Prove that any closed path is $\mathbb C$-contractible. Prove that any closed path is $\mathbb C$-contractible.
I basically think that any closed path is homotopic to a circle, and any circle is $\mathbb C$-contractible. I am not sure whether there is a more detailed way to prove this. Any help?
Thanks~
 A: A First Course in Complex Analysis by Matthias Beck, Gerald Marchesi, Dennis Pixton, and Lucas Sabalka  Exer 4.24a

I'll prove the case for simple paths $\gamma$ using Jordan Curve Theorem and expanding on your idea:


By Jordan Curve Theorem, $int(\gamma)$ is open, i.e. $\forall g \in int(\gamma), \exists r_g > 0 : D[g,r_g] \subseteq int(\gamma)$.
$\therefore, \gamma \sim_{\mathbb C}C[g,r_g]$. As you point out, $C[g,r_g]\sim_{\mathbb C}0$. I don't think it's explicit, but I think it's like in Figure 4.2
A: The book is an open textbook that is available at https://matthbeck.github.io/complex.html
On p.60, the term $G$-homotopic is defined for a region $G \subset \mathbb{C}$: two paths $f,g:[0,1] \to G$ are $G$-homotopic if they are homotopic in $G$, meaning there is a map $H:[0,1] \times [0,1] \to G$ such that $H(s,0) = f(s)$ and $H(s,1) = g(s)$.
A standard way to approach this problem when $G$ is convex (or star-like) region, e.g. the the entire complex plane $\mathbb{C})$, is to define a map $r:G \times [0,1] \to G$ such that $r(z,0) = z$ and $r(z,1) = z_0$, where $z_0$ is a chosen basepoint in $G$.  The so-called straight line homotopy works: $r(z,t) = (1-t)z + tz_0$.

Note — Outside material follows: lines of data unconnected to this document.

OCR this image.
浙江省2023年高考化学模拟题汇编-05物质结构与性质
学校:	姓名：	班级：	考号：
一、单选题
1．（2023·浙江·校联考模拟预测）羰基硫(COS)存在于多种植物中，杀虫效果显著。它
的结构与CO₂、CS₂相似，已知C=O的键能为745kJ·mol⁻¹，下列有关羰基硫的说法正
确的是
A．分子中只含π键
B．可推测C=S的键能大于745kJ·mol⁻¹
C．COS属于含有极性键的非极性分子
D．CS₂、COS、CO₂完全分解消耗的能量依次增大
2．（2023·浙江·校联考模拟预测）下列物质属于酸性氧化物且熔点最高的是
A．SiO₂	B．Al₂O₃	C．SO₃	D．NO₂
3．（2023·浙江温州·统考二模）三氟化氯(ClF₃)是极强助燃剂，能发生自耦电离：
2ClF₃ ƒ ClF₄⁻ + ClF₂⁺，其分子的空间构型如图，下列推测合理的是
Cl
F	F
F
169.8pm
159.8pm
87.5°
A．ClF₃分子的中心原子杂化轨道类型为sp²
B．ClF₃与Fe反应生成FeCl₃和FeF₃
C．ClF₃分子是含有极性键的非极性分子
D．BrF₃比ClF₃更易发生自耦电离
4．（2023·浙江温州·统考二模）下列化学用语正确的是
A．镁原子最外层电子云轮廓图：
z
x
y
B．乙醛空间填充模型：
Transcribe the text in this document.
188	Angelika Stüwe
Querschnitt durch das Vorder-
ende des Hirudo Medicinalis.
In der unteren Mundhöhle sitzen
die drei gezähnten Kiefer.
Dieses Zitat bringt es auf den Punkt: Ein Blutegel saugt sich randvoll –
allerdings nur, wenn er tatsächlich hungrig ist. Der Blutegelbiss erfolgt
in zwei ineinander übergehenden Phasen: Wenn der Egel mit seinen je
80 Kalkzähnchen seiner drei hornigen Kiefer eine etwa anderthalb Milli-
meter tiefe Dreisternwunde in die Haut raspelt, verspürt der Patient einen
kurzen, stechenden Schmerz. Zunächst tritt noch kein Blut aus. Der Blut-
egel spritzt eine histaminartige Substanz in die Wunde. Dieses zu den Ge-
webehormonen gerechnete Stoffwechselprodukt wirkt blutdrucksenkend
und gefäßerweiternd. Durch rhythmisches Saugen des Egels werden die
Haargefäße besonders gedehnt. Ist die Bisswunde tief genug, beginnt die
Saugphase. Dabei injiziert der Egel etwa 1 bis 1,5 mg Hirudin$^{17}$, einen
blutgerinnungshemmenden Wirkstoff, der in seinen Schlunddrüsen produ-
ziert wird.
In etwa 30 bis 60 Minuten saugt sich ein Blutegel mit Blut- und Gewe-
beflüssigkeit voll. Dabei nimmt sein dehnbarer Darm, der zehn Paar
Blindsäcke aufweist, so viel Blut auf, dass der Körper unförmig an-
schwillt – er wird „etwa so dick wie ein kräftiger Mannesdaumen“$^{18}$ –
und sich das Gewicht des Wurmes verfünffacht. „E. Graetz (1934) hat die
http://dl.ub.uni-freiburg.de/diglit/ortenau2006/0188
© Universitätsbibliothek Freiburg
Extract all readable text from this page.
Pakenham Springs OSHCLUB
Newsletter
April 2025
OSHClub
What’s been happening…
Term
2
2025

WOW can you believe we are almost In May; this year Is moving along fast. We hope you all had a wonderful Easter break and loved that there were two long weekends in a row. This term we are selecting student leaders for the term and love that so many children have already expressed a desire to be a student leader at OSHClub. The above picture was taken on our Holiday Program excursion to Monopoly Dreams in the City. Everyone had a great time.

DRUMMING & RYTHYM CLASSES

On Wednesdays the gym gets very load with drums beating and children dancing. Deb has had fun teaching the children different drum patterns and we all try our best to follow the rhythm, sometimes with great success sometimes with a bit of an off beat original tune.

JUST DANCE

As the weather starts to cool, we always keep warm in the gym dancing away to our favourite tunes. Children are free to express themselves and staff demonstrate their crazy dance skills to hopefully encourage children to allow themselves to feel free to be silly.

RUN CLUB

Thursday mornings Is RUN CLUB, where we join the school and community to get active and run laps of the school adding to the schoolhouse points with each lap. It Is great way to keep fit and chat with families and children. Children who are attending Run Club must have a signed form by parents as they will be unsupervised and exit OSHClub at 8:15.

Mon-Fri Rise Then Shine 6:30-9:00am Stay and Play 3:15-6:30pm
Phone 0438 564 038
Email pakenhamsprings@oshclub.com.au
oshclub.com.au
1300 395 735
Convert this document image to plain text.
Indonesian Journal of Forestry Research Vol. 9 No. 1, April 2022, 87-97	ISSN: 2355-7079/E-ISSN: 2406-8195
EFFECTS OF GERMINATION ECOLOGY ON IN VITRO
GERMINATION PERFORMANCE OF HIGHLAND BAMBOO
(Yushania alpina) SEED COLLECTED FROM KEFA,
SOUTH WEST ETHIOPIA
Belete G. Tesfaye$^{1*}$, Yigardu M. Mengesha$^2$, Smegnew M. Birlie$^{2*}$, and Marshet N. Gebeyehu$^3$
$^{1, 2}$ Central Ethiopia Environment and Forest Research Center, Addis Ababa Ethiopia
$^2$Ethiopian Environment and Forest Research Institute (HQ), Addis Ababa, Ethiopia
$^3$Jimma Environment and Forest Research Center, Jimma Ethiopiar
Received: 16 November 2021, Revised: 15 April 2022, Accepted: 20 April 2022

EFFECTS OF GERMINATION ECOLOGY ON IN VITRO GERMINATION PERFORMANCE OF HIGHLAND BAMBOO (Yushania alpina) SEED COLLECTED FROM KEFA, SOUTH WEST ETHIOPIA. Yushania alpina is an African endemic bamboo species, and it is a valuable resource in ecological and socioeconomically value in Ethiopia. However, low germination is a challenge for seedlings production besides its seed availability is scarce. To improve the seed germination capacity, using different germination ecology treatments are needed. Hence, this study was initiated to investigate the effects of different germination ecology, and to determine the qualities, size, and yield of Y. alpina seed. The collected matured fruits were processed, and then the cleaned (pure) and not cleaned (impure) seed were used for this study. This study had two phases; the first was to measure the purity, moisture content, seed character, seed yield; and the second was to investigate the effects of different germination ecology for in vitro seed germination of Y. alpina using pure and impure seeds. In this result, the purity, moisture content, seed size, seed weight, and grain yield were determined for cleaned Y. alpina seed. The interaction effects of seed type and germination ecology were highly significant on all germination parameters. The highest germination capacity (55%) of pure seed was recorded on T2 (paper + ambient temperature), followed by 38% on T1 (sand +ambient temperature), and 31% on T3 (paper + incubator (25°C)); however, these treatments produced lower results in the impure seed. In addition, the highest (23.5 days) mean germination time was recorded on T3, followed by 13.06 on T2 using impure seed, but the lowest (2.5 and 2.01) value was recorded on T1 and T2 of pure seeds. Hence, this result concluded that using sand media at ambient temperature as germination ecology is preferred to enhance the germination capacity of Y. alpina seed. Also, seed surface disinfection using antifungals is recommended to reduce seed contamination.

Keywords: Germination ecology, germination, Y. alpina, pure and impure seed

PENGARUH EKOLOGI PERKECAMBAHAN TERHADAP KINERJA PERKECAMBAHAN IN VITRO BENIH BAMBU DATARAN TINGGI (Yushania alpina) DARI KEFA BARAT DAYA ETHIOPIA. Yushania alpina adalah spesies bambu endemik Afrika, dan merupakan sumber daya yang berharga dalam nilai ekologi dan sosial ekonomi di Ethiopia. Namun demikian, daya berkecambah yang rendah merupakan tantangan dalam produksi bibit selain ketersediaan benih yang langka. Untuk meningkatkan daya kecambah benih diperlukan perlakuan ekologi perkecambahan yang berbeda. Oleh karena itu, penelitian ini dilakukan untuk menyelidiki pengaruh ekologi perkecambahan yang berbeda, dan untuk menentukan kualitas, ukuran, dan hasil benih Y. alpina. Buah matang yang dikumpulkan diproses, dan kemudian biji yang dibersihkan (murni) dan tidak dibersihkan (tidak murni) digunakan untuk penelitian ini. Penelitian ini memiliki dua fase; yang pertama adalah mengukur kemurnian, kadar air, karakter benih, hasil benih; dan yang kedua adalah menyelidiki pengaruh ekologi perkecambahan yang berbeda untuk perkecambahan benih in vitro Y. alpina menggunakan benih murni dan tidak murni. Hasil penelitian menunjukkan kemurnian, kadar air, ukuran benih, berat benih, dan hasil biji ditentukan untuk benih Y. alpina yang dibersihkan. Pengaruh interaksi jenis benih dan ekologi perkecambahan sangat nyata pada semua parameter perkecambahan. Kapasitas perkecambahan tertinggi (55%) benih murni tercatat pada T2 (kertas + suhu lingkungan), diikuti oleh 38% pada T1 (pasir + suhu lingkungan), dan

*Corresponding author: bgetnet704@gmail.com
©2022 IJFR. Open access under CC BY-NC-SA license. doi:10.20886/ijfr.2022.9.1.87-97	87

Then you want to use the map $r$ to define a homotopy between a given path $f$ and the constant path at $z_0$.  Do the same for the second path $g$ and the constant path at $z_0$.  Finally, glue these homotopies (or appeal to the fact that $G$-homotopy defines an equivalence relation on paths if this has already been shown).